At one point Walton said one of the three radios he was using went out, and Williams “magically appeared … fixed it, handed it back, and then went onto the next task.”
Williams said that while he wasn't completely confident, he wasn't allowing himself to dwell on the situation they'd found themselves in.
“At no one point did I ever sit there and say, 'This is it, it's over,'” Williams told reporters on Tuesday. “That type of thinking is not something that we do, it's not something that we're trained to do, and it's frankly not something that gets you to the position that we were in, being Green Berets.”
All the while, air support was doing what they could to help the men on the ground – Walton said he'd never seen “the kind of acrobatics” pilots were performing.
“Whether it be the Air Force with A-10s or F-15s, or the Apaches from the Army or even the Black Hawks … everybody in all of those units, in the whole theater, as trying to support us,” Walton said. “They even launched a B-1 bomber out of Iraq to support our battle as well.”
He also said that more than 70 danger-close airstrikes were launched – meaning an airstrike that's expected to wound or even kill the soldier calling it — one of which was “almost directly on top of” the team's position.
The team started lowering casualties “almost straight down” the cliff they'd been backed up against. Walton said it was “problematic, to say the least,” but his instruction to the rest of the team was, “broken arms and legs are fine — can we get them down and will they survive?”

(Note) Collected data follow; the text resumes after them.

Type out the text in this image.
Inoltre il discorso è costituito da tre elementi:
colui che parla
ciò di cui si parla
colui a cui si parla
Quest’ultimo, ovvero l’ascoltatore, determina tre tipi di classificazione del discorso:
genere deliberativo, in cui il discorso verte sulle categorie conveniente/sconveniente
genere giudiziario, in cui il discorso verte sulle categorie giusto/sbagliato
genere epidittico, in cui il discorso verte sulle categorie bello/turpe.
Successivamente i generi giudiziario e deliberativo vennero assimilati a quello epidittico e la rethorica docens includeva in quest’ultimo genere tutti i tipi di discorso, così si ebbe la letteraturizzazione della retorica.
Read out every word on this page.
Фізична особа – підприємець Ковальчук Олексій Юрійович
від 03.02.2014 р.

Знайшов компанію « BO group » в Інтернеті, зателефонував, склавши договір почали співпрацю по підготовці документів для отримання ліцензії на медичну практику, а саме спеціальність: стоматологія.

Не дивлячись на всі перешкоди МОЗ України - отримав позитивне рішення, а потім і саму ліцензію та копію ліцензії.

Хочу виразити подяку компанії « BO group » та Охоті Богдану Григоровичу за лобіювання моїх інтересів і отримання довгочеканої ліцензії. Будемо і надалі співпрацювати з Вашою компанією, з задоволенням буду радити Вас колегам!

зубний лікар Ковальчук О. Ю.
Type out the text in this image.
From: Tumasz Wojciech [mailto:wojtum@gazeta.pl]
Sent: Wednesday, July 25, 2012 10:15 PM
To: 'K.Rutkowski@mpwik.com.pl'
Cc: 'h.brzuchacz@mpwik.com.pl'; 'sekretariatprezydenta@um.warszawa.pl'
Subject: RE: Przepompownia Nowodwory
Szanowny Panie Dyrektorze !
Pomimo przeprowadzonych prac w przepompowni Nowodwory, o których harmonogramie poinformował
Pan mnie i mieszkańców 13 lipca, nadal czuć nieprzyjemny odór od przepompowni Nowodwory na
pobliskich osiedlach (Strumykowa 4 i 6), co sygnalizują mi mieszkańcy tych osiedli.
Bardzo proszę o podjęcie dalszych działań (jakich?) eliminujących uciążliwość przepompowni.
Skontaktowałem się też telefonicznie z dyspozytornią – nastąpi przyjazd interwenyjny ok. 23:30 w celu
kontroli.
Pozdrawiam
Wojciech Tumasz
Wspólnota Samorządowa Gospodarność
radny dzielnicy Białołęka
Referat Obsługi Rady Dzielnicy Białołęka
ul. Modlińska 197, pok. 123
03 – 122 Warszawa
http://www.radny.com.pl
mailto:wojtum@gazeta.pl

After getting the injured men to the base of the mountain, the partner forces continued taking heavy enemy fire, making it extremely difficult — nearly impossible — for medical evacuation aircraft to reach them and get them out. Pilots and crews were injured, but Walton said he'd never seen “the kind of amazing acrobatics…and some of the maneuvers that those pilots did.”
They were flying under power lines at full speed, he said, under heavy fire. But eventually, everyone was evacuated, and whisked out of harm's way.
Williams told Task & Purpose that the first thought for all of them was about the injured men — where were they, how were they doing, what's going on — but that eventually there was “a little bit of relief that it's finally kind of over, you know, we finally made it back to our base.”
Shurer said when he was told he'd be receiving the Medal of Honor, he was “almost embarrassed” telling the other guys, because of the valor they exuded during the same operation. But Williams receiving it just seemed right.
“When I found out I was going to be receiving the Medal of Honor … a lot of it was confusing,” he told reporters. “I'm a medic, I was out there being the medic, doing my job. What else was I going to do that day? But when I found out that Matt was going to be receiving the medal — to me, that made more sense … With the actions of him, and some of the other guys, it made a horrible position just a little bit tenable.”
Williams said that it hasn't “sunk in yet” — but, “maybe tomorrow,” when President Donald Trump presents him with the nation's highest military award. As for what it will be like to head back to Fort Bragg wearing the nation's highest military award around his neck, Williams isn't totally sure what to expect.
“To be honest with you,” he told reporters. “I hope I can wear the medal with honor and distinction and represent something that's much bigger than myself, which is what it means to be on a team of brothers, and what it means to be an elite Special Forces soldier. … As far as the day-to-day goes, I'm hoping to return back to my unit, get back to my team, continue training and get my current team ready for whatever comes next.”